Bitcoin loophole Support for the Monero GUI Wallet

Bitcoin loophole Support for the Monero GUI Wallet

At the beginning of calendar week 27 the Monero GUI version 12.2 was officially released. This means that now also users of the Graphic User Interface Wallet can save their XMR on the Ledger Nano S and Ledger Blue. Peace, joy, pancakes – right? Not quite.

“When GUI? was a comment under the Reddit thread that announced and explained the binary codes for Monero Wallet version 12.2. Based on the now legendary “when Lambo?” and “when Moon?” memes, which have flooded many a Telegram group, this comment made an important point: Although it was possible with 12.2. to use his Ledger Hardware Wallet with Monero, it only worked with the CLI. The Command Line Interface quickly deterred all users who simply imagined using crypto currencies. For many people, using a program via text input is unusual and prone to errors. “So “When GUI?” is the question of a simple and user-friendly software with which you can operate your ledger.
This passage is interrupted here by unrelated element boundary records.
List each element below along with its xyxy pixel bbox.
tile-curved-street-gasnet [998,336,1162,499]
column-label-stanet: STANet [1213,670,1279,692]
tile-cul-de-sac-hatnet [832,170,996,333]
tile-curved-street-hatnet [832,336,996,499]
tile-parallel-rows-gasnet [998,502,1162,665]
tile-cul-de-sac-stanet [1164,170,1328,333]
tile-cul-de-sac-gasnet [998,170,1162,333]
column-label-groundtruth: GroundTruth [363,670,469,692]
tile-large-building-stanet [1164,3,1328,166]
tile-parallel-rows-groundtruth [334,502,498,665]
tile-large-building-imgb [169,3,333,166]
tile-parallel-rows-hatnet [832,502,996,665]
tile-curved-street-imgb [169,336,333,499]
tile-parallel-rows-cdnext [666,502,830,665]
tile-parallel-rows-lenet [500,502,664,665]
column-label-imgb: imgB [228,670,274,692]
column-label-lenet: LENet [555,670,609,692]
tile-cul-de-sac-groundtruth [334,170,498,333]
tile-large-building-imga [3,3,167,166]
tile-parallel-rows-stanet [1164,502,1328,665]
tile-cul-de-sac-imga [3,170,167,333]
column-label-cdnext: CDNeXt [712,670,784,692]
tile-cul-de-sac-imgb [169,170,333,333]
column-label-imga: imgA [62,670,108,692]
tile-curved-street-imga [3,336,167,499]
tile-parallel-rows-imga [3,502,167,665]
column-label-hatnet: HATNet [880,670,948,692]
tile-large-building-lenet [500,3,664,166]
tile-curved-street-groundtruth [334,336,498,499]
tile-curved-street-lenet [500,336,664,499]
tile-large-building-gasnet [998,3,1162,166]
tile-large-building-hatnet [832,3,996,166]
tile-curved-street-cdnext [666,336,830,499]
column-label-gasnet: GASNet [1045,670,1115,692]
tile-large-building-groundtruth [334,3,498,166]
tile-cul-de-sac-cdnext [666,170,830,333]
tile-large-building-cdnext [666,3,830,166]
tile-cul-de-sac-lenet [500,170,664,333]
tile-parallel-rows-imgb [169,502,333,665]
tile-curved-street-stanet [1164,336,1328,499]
Finally simple hardware usage for Monero and Bitcoin loophole?

On July 3rd the time had finally come. Almost one month after the release of Bitcoin loophole. the GUI v12.2. is now available. Thus the official graphical wallet of Bitcoin loophole supports the hardware wallet of Ledger. However, the first installation is still not as easy as you would like it to be. Plug & Play is a no-no here. Instead, the user must first follow a 15-step guide until he can store his Monero on the ledger.

Of course, it is not impossible to work through these detailed steps, but it is still necessary to execute some commands via command line. In addition, when installing the Monero application for the Ledger, you must click the mouse to display the “Developer Applications” in the lower right corner of the Ledger Manager. You should allow about half an hour to an hour – depending on your personal technical experience – before you can save XMR to the ledger. So this installation is probably not yet suitable for beginners.

However, once the wallet is set up with the ledger, you can access the private keys with the GUI. The ledger must be connected to the computer and the Monero application must be running. Then open the Monero GUI version 12.2 and select the appropriate wallet file. If you have followed the instructions of dEBRUYNE on Reddit or Stack Exchange, you will find the new Ledger Wallet file in the same folder as the GUI 12.2.

An installation without Command Line Interface has already been promised to the users. In the next release of the GUI the time will come. Those who have been following the Monero project for some time know that this may take some time. Nevertheless, the release of GUI 12.2 is a sign that things are moving forward – slowly but surely.

An unpleasant aftertaste

Users must also bite one of two sour apples: Either you export your Private View Key to the computer when creating the Ledger Wallet, or you let the Ledger do the scanning of the blockchain. The first variant has the consequence that the privacy could possibly be compromised. If you have the Private View Key, you can scan the Monero Blockchain for all received transactions. This means that in the worst case you lose the privacy that you have gained from the stealth addresses. The second variant has the disadvantage that the ledger is very slow in scanning the blockchain and may run hot. In other words, if you do not export your Private View Key, you will have to wait longer before you can use the Ledger Wallet. There is no risk of a Monero being stolen.